Director Phillip [J.] Roth – best known as director of films such as Apex (1994), Digital Man (1995) and New Alcatraz (2002) – has also produced a substantial number of sf, action and monster movies usually for video, cable and tv release. Among two of Phillip Roth and partners’ previous productions were Python (2000) and Python 2 (2002). Roth’s New Alcatraz, which featured a giant prehistoric boa constrictor beneath an Antarctic prison, was renamed Boa in some places. Boa vs Python operates on the same thinking that films like Frankenstein Meets the Wolf Man (1943), King Kong Vs. Godzilla (1962), Freddy vs. Jason (2003) and AVP: Alien vs. Predator (2004) do in trying to up the ante by combining monsters, even though there is no other connection between Boa vs Python and any of the previous Python movies or New Alcatraz/Boa. The monster team-up also gave birth to The Asylum’s increasingly more ridiculous titles – Mega Shark vs Giant Octopus (2009), Mega Shark vs. Crocosaurus (2010) and Mega Python vs. Gatoroid (2011) – and others.

Boa vs Python is a film that travels into really, really bad movie stakes.

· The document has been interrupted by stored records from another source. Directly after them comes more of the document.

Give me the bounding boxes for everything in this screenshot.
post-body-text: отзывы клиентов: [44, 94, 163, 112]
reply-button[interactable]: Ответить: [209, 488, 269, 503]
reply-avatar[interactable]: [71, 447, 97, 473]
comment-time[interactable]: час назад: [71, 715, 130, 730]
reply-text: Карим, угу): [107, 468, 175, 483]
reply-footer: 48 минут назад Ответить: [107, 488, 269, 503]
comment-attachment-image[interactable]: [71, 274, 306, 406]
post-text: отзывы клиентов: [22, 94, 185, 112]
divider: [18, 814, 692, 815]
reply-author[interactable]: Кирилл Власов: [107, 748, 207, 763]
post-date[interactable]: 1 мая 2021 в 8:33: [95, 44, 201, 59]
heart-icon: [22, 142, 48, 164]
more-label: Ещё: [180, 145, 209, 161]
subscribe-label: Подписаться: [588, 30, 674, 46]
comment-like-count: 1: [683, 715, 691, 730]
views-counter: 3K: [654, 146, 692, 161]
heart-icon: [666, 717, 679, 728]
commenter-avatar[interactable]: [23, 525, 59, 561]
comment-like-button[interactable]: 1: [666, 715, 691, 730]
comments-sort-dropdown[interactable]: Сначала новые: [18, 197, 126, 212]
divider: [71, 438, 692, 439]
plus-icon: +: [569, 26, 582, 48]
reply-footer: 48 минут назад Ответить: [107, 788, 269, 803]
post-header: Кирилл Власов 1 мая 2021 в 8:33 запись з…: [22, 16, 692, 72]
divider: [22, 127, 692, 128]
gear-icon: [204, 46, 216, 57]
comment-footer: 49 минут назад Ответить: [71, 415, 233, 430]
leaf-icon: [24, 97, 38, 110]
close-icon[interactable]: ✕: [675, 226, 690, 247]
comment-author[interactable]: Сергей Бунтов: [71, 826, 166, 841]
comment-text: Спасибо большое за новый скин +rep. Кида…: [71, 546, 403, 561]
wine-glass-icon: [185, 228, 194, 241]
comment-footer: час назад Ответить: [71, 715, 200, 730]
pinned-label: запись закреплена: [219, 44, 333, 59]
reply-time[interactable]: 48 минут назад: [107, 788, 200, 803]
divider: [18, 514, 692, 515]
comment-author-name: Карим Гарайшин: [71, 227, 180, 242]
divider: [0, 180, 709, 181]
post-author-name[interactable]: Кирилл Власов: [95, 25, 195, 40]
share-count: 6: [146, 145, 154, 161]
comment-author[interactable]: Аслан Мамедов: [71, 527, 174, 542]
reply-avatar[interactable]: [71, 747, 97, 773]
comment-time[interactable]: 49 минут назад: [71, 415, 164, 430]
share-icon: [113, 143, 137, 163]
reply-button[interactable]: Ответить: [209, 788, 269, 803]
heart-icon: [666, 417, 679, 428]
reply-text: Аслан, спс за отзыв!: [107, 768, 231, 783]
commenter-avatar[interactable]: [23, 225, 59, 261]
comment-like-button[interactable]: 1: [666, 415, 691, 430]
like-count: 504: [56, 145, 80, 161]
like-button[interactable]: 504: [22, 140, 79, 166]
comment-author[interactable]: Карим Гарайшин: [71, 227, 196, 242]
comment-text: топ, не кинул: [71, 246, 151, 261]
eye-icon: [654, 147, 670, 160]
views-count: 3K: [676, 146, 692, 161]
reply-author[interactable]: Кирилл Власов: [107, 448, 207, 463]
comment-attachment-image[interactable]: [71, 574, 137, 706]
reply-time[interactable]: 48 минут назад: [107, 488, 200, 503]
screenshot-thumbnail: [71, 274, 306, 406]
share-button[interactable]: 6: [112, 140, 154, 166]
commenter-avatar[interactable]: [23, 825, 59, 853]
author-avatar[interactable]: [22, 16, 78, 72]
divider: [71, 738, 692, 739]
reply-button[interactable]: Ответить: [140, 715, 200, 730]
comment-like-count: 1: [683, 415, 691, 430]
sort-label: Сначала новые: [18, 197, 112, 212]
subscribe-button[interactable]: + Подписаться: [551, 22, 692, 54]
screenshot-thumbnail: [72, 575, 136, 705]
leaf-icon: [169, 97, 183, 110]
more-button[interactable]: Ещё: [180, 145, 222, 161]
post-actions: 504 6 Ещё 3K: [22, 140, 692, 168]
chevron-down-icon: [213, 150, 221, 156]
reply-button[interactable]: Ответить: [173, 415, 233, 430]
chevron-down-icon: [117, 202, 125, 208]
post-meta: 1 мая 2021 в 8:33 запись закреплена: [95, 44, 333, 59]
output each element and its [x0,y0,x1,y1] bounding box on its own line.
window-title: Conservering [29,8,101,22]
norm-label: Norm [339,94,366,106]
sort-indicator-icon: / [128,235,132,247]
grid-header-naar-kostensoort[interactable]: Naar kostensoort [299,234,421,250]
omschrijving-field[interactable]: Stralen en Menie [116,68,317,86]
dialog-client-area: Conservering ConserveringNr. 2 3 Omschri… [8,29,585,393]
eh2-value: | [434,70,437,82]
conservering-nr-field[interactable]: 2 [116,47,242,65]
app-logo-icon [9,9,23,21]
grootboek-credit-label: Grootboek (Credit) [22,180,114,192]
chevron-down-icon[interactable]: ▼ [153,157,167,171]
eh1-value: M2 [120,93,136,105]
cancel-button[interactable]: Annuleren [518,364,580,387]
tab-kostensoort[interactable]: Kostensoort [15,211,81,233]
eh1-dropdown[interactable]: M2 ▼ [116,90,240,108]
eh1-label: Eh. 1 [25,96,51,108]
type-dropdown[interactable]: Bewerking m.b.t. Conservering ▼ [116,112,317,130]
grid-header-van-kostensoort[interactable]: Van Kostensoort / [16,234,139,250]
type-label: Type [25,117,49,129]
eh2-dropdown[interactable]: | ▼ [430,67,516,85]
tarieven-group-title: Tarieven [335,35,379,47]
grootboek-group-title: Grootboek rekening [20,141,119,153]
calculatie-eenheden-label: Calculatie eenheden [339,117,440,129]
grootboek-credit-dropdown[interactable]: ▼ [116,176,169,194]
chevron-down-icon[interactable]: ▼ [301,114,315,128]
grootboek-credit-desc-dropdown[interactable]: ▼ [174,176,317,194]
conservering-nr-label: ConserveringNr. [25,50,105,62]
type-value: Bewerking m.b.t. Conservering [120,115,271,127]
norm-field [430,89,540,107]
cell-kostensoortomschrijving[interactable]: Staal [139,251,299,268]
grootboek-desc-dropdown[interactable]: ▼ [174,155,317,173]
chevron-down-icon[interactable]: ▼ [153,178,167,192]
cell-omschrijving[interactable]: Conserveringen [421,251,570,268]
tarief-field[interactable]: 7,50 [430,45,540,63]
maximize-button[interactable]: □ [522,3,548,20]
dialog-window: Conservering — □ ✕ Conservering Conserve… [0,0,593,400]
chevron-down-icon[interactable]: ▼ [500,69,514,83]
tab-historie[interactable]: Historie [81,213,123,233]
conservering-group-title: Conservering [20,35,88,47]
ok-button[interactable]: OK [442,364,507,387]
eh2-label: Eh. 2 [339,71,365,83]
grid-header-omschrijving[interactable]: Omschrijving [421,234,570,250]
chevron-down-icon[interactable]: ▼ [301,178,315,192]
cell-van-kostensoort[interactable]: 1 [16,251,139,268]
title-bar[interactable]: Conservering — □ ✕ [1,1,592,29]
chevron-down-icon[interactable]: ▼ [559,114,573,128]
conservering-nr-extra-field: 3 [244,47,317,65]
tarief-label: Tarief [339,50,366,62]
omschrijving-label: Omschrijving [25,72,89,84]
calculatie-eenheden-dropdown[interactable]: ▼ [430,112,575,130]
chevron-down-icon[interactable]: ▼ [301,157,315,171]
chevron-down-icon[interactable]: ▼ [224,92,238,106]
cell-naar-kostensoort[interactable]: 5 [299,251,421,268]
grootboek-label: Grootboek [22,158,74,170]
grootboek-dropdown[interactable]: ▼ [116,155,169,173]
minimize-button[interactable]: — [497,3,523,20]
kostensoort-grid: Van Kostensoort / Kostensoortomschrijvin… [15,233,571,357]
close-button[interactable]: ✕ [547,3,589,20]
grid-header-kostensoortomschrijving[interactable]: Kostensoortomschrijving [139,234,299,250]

Director (and former editor) David Flores turns everything into ridiculous posturing – like the scenes of Adam Kendrick tearing off his shirt to attack the snake or lighting his cigar with a flamethrower while commenting “You boys like your meat extra crispy?” One of the silliest scenes is the arrival of the hunters where each turns up in a different vehicle, which proceeds to skid, leap or land before the hunter emerges into frame to pose.

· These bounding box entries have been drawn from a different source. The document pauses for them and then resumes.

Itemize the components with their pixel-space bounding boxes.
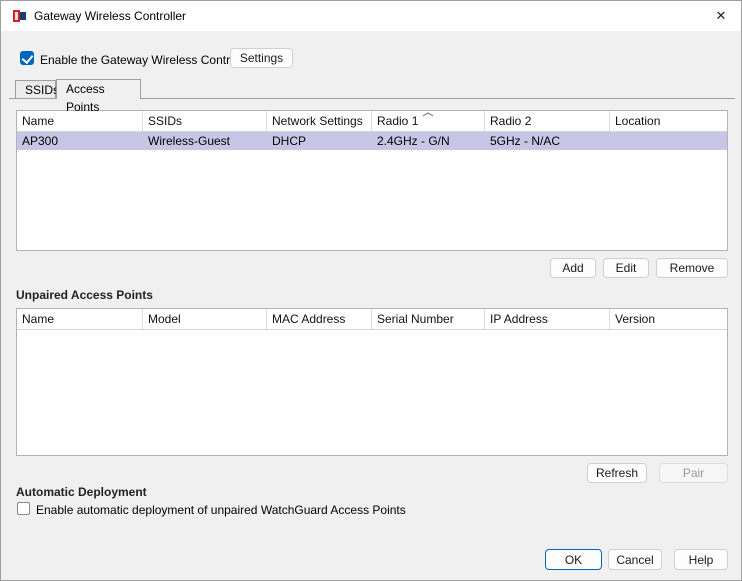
automatic-deployment-heading: Automatic Deployment (16, 485, 147, 499)
column-header-radio1[interactable]: Radio 1 (372, 111, 485, 131)
column-header-radio2[interactable]: Radio 2 (485, 111, 610, 131)
app-icon (12, 8, 28, 24)
remove-button[interactable]: Remove (656, 258, 728, 278)
cell-ssids: Wireless-Guest (148, 134, 231, 148)
auto-deploy-label: Enable automatic deployment of unpaired … (36, 503, 406, 517)
gateway-wireless-controller-dialog: Gateway Wireless Controller ✕ Enable the… (0, 0, 742, 581)
settings-button[interactable]: Settings (230, 48, 293, 68)
cell-radio1: 2.4GHz - G/N (377, 134, 450, 148)
cell-name: AP300 (22, 134, 59, 148)
unpaired-heading: Unpaired Access Points (16, 288, 153, 302)
table-row[interactable]: AP300 Wireless-Guest DHCP 2.4GHz - G/N 5… (17, 132, 727, 150)
tab-ssids[interactable]: SSIDs (15, 80, 59, 99)
unpaired-table: Name Model MAC Address Serial Number IP … (16, 308, 728, 456)
help-button[interactable]: Help (674, 549, 728, 570)
edit-button[interactable]: Edit (603, 258, 649, 278)
access-points-table: Name SSIDs Network Settings Radio 1 Radi… (16, 110, 728, 251)
title-bar: Gateway Wireless Controller ✕ (1, 1, 741, 31)
cell-network-settings: DHCP (272, 134, 307, 148)
column-header-ip-address[interactable]: IP Address (485, 309, 610, 329)
refresh-button[interactable]: Refresh (587, 463, 647, 483)
pair-button: Pair (659, 463, 728, 483)
column-header-ssids[interactable]: SSIDs (143, 111, 267, 131)
unpaired-table-header: Name Model MAC Address Serial Number IP … (17, 309, 727, 330)
cell-location (610, 132, 727, 150)
cell-radio2: 5GHz - N/AC (490, 134, 561, 148)
access-points-table-header: Name SSIDs Network Settings Radio 1 Radi… (17, 111, 727, 132)
column-header-mac-address[interactable]: MAC Address (267, 309, 372, 329)
column-header-serial-number[interactable]: Serial Number (372, 309, 485, 329)
add-button[interactable]: Add (550, 258, 596, 278)
tab-access-points[interactable]: Access Points (56, 79, 141, 114)
auto-deploy-checkbox[interactable] (17, 502, 30, 515)
ok-button[interactable]: OK (545, 549, 602, 570)
column-header-location[interactable]: Location (610, 111, 727, 131)
sort-asc-icon (422, 111, 434, 117)
column-header-network-settings[interactable]: Network Settings (267, 111, 372, 131)
window-title: Gateway Wireless Controller (34, 9, 187, 23)
column-header-version[interactable]: Version (610, 309, 727, 329)
column-header-model[interactable]: Model (143, 309, 267, 329)
enable-controller-checkbox[interactable] (20, 51, 34, 65)
column-header-name[interactable]: Name (17, 309, 143, 329)
enable-controller-label: Enable the Gateway Wireless Controller (40, 53, 253, 67)
close-icon[interactable]: ✕ (701, 1, 741, 31)
cancel-button[interactable]: Cancel (608, 549, 662, 570)
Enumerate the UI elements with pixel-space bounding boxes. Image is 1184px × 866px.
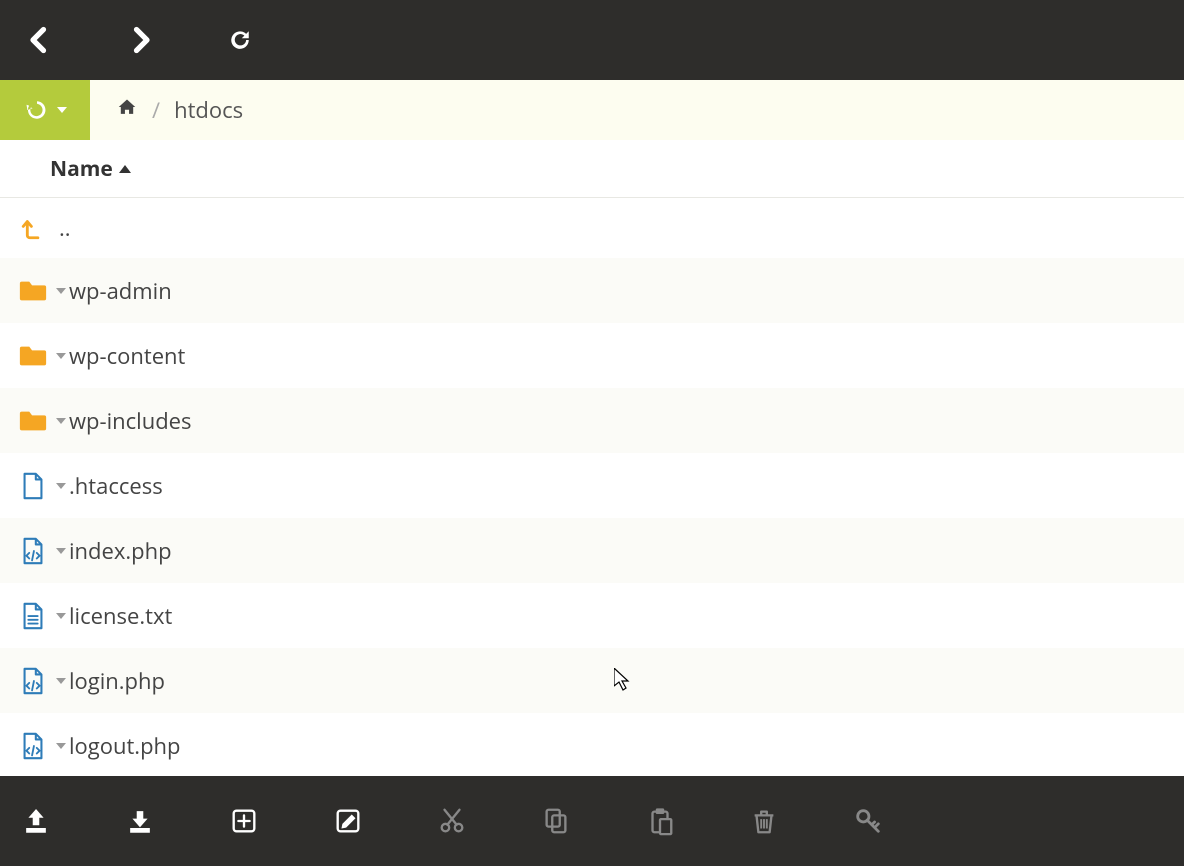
file-row[interactable]: license.txt (0, 583, 1184, 648)
file-row[interactable]: wp-admin (0, 258, 1184, 323)
caret-down-icon (56, 743, 66, 749)
breadcrumb-separator: / (152, 95, 160, 125)
edit-icon (333, 806, 363, 836)
file-row[interactable]: index.php (0, 518, 1184, 583)
file-row[interactable]: login.php (0, 648, 1184, 713)
caret-down-icon (56, 288, 66, 294)
caret-down-icon (57, 107, 67, 113)
row-dropdown-toggle[interactable] (55, 548, 67, 554)
row-dropdown-toggle[interactable] (55, 418, 67, 424)
copy-button[interactable] (530, 795, 582, 847)
caret-down-icon (56, 418, 66, 424)
refresh-icon (226, 26, 254, 54)
permissions-button[interactable] (842, 795, 894, 847)
row-dropdown-toggle[interactable] (55, 483, 67, 489)
cut-button[interactable] (426, 795, 478, 847)
file-name: wp-includes (69, 406, 192, 436)
caret-down-icon (56, 353, 66, 359)
file-name: index.php (69, 536, 172, 566)
key-icon (853, 806, 883, 836)
sort-asc-icon (119, 165, 131, 173)
chevron-left-icon (26, 26, 54, 54)
parent-directory-row[interactable]: .. (0, 198, 1184, 258)
bottom-toolbar (0, 776, 1184, 866)
row-dropdown-toggle[interactable] (55, 288, 67, 294)
file-code-icon (18, 534, 48, 568)
refresh-button[interactable] (220, 20, 260, 60)
history-icon (23, 96, 51, 124)
caret-down-icon (56, 613, 66, 619)
edit-button[interactable] (322, 795, 374, 847)
folder-icon (16, 406, 50, 436)
forward-button[interactable] (120, 20, 160, 60)
file-text-icon (18, 599, 48, 633)
upload-icon (21, 806, 51, 836)
level-up-icon (20, 215, 46, 241)
caret-down-icon (56, 483, 66, 489)
caret-down-icon (56, 678, 66, 684)
file-code-icon (18, 664, 48, 698)
top-toolbar (0, 0, 1184, 80)
upload-button[interactable] (10, 795, 62, 847)
folder-icon (16, 276, 50, 306)
file-name: logout.php (69, 731, 181, 761)
file-row[interactable]: .htaccess (0, 453, 1184, 518)
file-name: .htaccess (69, 471, 163, 501)
plus-square-icon (229, 806, 259, 836)
file-name: wp-admin (69, 276, 172, 306)
file-row[interactable]: logout.php (0, 713, 1184, 776)
copy-icon (541, 806, 571, 836)
history-dropdown-button[interactable] (0, 80, 90, 140)
row-dropdown-toggle[interactable] (55, 678, 67, 684)
breadcrumb-bar: / htdocs (0, 80, 1184, 140)
new-button[interactable] (218, 795, 270, 847)
file-list: .. wp-admin wp-content wp-includes .htac… (0, 198, 1184, 776)
file-name: login.php (69, 666, 165, 696)
file-name: wp-content (69, 341, 185, 371)
file-row[interactable]: wp-content (0, 323, 1184, 388)
delete-button[interactable] (738, 795, 790, 847)
breadcrumb-current[interactable]: htdocs (174, 95, 243, 125)
cut-icon (437, 806, 467, 836)
paste-button[interactable] (634, 795, 686, 847)
file-row[interactable]: wp-includes (0, 388, 1184, 453)
chevron-right-icon (126, 26, 154, 54)
trash-icon (749, 806, 779, 836)
download-button[interactable] (114, 795, 166, 847)
folder-icon (16, 341, 50, 371)
parent-directory-label: .. (59, 213, 71, 243)
file-code-icon (18, 729, 48, 763)
paste-icon (645, 806, 675, 836)
column-header-name[interactable]: Name (0, 140, 1184, 198)
file-name: license.txt (69, 601, 172, 631)
download-icon (125, 806, 155, 836)
row-dropdown-toggle[interactable] (55, 613, 67, 619)
row-dropdown-toggle[interactable] (55, 743, 67, 749)
back-button[interactable] (20, 20, 60, 60)
row-dropdown-toggle[interactable] (55, 353, 67, 359)
home-icon (116, 96, 138, 118)
breadcrumb-home[interactable] (116, 96, 138, 124)
caret-down-icon (56, 548, 66, 554)
file-icon (18, 469, 48, 503)
column-header-label: Name (50, 155, 113, 183)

There is a ludicrous scene with Angel Boris dropping her gown, getting into the bath (in a plane!!!) and caressing herself with a sponge as all the while a snake creeps up on her – the combination of gratuitous erotica and preposterously contrived suspense in the scene is entirely laughable.

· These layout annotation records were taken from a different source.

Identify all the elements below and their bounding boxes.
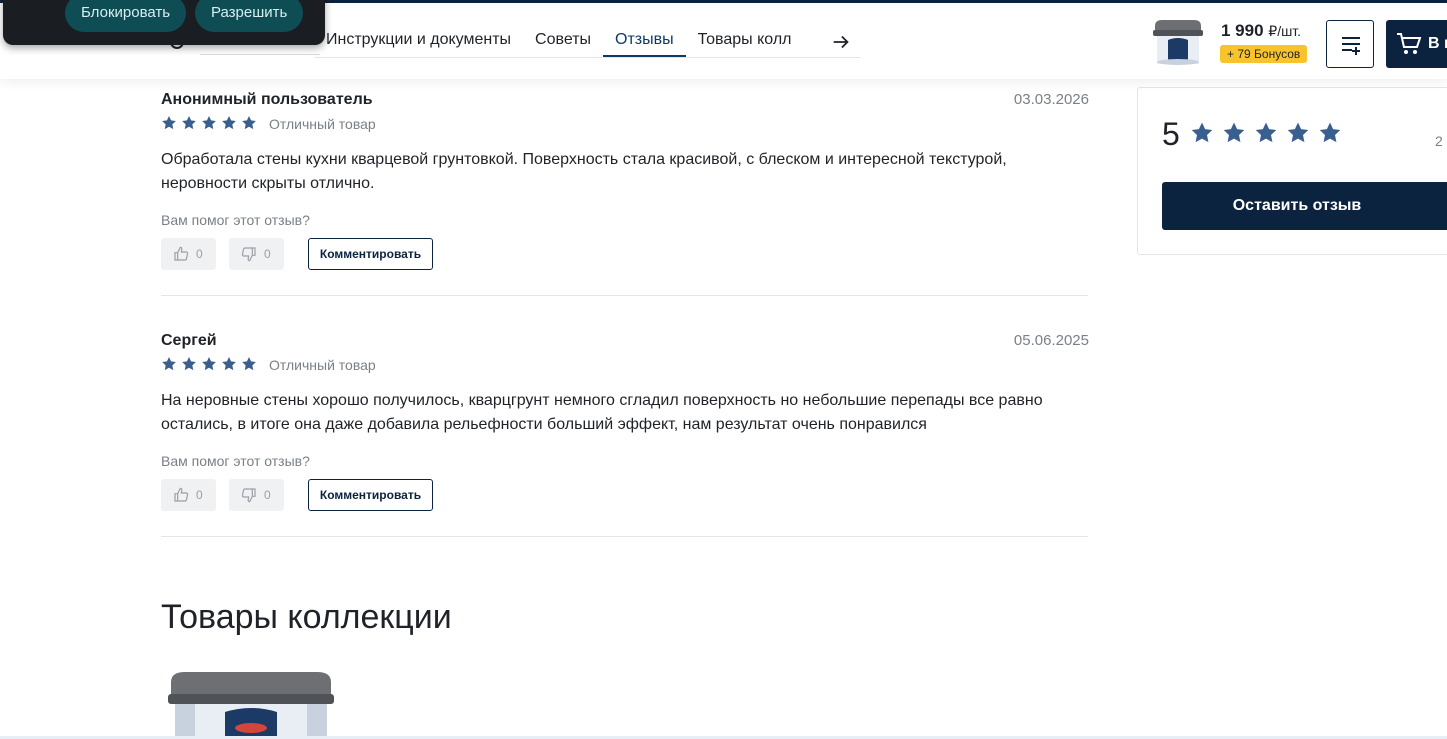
helpful-prompt: Вам помог этот отзыв? xyxy=(161,453,310,469)
tab-tips[interactable]: Советы xyxy=(523,27,603,57)
tab-reviews[interactable]: Отзывы xyxy=(603,27,686,57)
review-date: 03.03.2026 xyxy=(1013,91,1089,108)
dislike-count: 0 xyxy=(264,488,271,502)
review-stars xyxy=(161,115,257,131)
thumbs-down-icon xyxy=(241,247,256,262)
review-divider xyxy=(161,295,1088,296)
star-icon xyxy=(1287,122,1309,143)
dislike-button[interactable]: 0 xyxy=(229,238,284,270)
paint-bucket-image xyxy=(168,672,334,739)
star-icon xyxy=(202,357,216,371)
allow-button[interactable]: Разрешить xyxy=(195,0,304,32)
block-button[interactable]: Блокировать xyxy=(65,0,187,32)
tab-collection[interactable]: Товары колл xyxy=(686,27,804,57)
star-icon xyxy=(182,116,196,130)
cart-button-label: В к xyxy=(1428,35,1447,52)
star-icon xyxy=(222,357,236,371)
thumbs-down-icon xyxy=(241,488,256,503)
review-verdict: Отличный товар xyxy=(269,357,376,373)
collection-title: Товары коллекции xyxy=(161,598,452,636)
star-icon xyxy=(182,357,196,371)
review-card: Сергей 05.06.2025 Отличный товар На неро… xyxy=(161,332,1089,542)
star-icon xyxy=(242,357,256,371)
star-icon xyxy=(222,116,236,130)
price-value: 1 990 xyxy=(1221,21,1264,40)
review-count: 2 xyxy=(1435,133,1443,149)
review-verdict: Отличный товар xyxy=(269,116,376,132)
review-text: Обработала стены кухни кварцевой грунтов… xyxy=(161,151,1007,192)
bonus-badge: + 79 Бонусов xyxy=(1220,45,1308,63)
arrow-right-icon[interactable] xyxy=(830,31,852,53)
tab-instructions[interactable]: Инструкции и документы xyxy=(314,27,523,57)
rating-summary-card: 5 2 Оставить отзыв xyxy=(1137,87,1447,255)
add-to-cart-button[interactable]: В к xyxy=(1386,20,1447,68)
review-card: Анонимный пользователь 03.03.2026 Отличн… xyxy=(161,91,1089,301)
dislike-count: 0 xyxy=(264,247,271,261)
star-icon xyxy=(1223,122,1245,143)
review-divider xyxy=(161,536,1088,537)
product-image[interactable] xyxy=(165,668,337,739)
dislike-button[interactable]: 0 xyxy=(229,479,284,511)
star-icon xyxy=(162,116,176,130)
like-count: 0 xyxy=(196,488,203,502)
leave-review-button[interactable]: Оставить отзыв xyxy=(1162,182,1447,230)
rating-score: 5 xyxy=(1162,116,1180,152)
add-to-list-button[interactable] xyxy=(1326,20,1374,68)
product-price: 1 990 ₽/шт. xyxy=(1221,21,1301,41)
product-thumbnail xyxy=(1153,20,1203,65)
star-icon xyxy=(162,357,176,371)
tabs-fade xyxy=(800,27,830,57)
cart-icon xyxy=(1397,33,1422,54)
helpful-prompt: Вам помог этот отзыв? xyxy=(161,212,310,228)
star-icon xyxy=(242,116,256,130)
review-date: 05.06.2025 xyxy=(1013,332,1089,349)
list-add-icon xyxy=(1342,37,1360,55)
thumbs-up-icon xyxy=(174,246,189,261)
section-tabs: Инструкции и документы Советы Отзывы Тов… xyxy=(314,27,860,58)
star-icon xyxy=(1319,122,1341,143)
rating-stars xyxy=(1190,121,1342,145)
star-icon xyxy=(202,116,216,130)
thumbs-up-icon xyxy=(174,487,189,502)
star-icon xyxy=(1191,122,1213,143)
permission-popup: Блокировать Разрешить xyxy=(3,0,325,45)
review-author: Сергей xyxy=(161,332,217,349)
comment-button[interactable]: Комментировать xyxy=(308,479,433,511)
star-icon xyxy=(1255,122,1277,143)
like-button[interactable]: 0 xyxy=(161,238,216,270)
comment-button[interactable]: Комментировать xyxy=(308,238,433,270)
review-stars xyxy=(161,356,257,372)
review-author: Анонимный пользователь xyxy=(161,91,373,108)
like-count: 0 xyxy=(196,247,203,261)
price-unit: ₽/шт. xyxy=(1268,23,1302,39)
review-text: На неровные стены хорошо получилось, ква… xyxy=(161,392,1043,433)
search-underline xyxy=(200,54,320,55)
like-button[interactable]: 0 xyxy=(161,479,216,511)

Angel Boris gets enwrapped in a giant snake in Boa vs Python (2004)
Angel Boris gets enwrapped in a giant snake

There is a good deal of gratuitous nudity throughout – pool scenes where Flores’s camera lingers on bikini-clad babes, of topless women dancing under a UV light at a nightclub and where Jamie Bergman wins an underwater breath-holding contest by whipping off her bikini and making her opponent lose his breath. (Indeed, the two lead actresses in the film are both former Playboy Playmates). It is these ridiculous poses upon David Flores’s part that push Boa vs Python into the realm of being an extremely bad film.

The dialogue is equally ludicrous:– lines like “You slithering piece of shit” or “Hello bitch, remember me?” Or the crime scene exchanges: “Maybe you should go clean up? I think you have a piece of liver on your shoe” and the detective complaining, “Do you mind putting my evidence back” after a cop slips and lands on the gored body.

The CGI effects and animatronics are without doubt on the cheap side. The film cheats on showing the snakes too – it is over 50 minutes before we even fully see them and thereafter the snakes are kept to brief glimpses and usually in a dark light or as shadows on a wall, or with men shooting off-screen at them. Like many of Philip Roth’s other films, Boa vs Python cut costs by shooting in Bulgaria.

David Flores made his directorial debut with Boa vs Python and subsequently went onto make a host of other cheap genre films with Crimson Force (2005), S.S. Doomtrooper (2006), Lake Placid 2 (2007), Sands of Oblivion (2007), The Immortal Voyage of Captain Drake (2009) and Invasion Roswell (2013).

(Winner in this site’s Worst Films of 2004 list).